Tu sais bien, là-bas il y a une file d’attente de six mois, on a eu un mal fou à s’y glisser.
Natalia sentit le sol froid et collant vaciller sous ses pieds.
Elle s’appuya d’une main au mur, et ses doigts rencontrèrent aussitôt une tache humide de papier peint qui se décollait.
Celle-là même qu’ils avaient recollée avec du scotch le mois dernier, parce que le propriétaire avait refusé de faire des réparations.
— Tu as viré… tout ?
— demanda-t-elle, sentant une masse glacée grossir dans sa poitrine.
— Sérioja, c’était l’apport initial.
Cinq ans.
Pendant cinq ans, nous ne sommes pas allés à la mer.

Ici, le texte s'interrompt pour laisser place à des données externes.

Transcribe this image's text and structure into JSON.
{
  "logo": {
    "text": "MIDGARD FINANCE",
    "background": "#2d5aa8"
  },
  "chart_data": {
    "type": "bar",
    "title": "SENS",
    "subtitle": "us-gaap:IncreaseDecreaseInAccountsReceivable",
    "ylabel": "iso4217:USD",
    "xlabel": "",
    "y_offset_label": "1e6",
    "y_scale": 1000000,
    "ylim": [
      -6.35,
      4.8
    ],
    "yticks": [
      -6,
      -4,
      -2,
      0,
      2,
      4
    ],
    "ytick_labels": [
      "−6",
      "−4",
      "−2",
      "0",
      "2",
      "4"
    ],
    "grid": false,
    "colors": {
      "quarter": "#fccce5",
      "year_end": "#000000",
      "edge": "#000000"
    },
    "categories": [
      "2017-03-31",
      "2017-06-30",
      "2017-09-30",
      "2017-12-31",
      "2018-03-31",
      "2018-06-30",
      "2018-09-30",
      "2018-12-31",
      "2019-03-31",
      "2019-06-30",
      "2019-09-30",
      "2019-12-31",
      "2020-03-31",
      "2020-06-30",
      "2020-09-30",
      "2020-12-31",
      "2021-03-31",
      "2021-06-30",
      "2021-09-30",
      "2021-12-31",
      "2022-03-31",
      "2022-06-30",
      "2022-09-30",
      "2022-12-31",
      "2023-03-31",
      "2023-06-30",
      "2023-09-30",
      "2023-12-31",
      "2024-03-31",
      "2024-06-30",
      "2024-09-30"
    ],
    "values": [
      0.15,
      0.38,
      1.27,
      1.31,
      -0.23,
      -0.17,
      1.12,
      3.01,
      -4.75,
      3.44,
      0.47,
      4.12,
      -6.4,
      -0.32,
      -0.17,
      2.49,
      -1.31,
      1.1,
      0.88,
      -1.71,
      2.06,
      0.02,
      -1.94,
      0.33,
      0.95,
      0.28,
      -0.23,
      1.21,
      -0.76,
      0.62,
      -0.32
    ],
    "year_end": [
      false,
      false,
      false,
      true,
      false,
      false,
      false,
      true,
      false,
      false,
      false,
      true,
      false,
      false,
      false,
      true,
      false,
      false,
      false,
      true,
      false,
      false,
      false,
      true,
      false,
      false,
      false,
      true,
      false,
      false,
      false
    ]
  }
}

Je porte des bottes d’hiver dont les semelles tombent en lambeaux, et je les recolle avec de la superglue.
On a mangé des pâtes natures pour pouvoir prendre un prêt immobilier ce printemps.
Sergueï reposa sa tasse sur la table avec fracas.
Le thé éclaboussa la toile cirée, mais il ne tendit même pas la main vers un chiffon.
— Arrête de geindre !
— rugit-il, et son visage se remplit aussitôt de colère.
— Voilà que tu remets ça avec ton refrain.
— Tu te rends seulement compte de ce que tu as fait ?!
— Ma sœur a besoin d’un mariage somptueux, elle ne se marie qu’une seule fois !
Et le prêt immobilier, on le prendra plus tard, tu attendras encore un an dans cette baraque de location !
J’ai retiré tout l’argent et je le lui ai donné pour le restaurant et la limousine !
Tu devrais te réjouir pour petite Irochka au lieu de compter tes sous, espèce de sale arriviste !
— Attendre encore un an ?
— Natalia balaya la cuisine d’un geste de la main.
Dans le coin, sous le plafond, noircissait une large colonie de moisissure qu’ils essayaient en vain d’éliminer à l’eau de Javel chaque week-end.
— Sérioja, tu tousses le matin.
Mon allergie ne passe pas depuis novembre.
Nous vivons dans un tombeau !
Pour quoi faire ?
Pour qu’Ira se promène quatre heures en limousine ?
— J’ai dit : tu dois te réjouir pour Irochka au lieu de compter les sous, espèce de sale arriviste !
— hurla son mari en se levant brusquement.
La chaise recula sur le lino usé avec un grincement insupportable.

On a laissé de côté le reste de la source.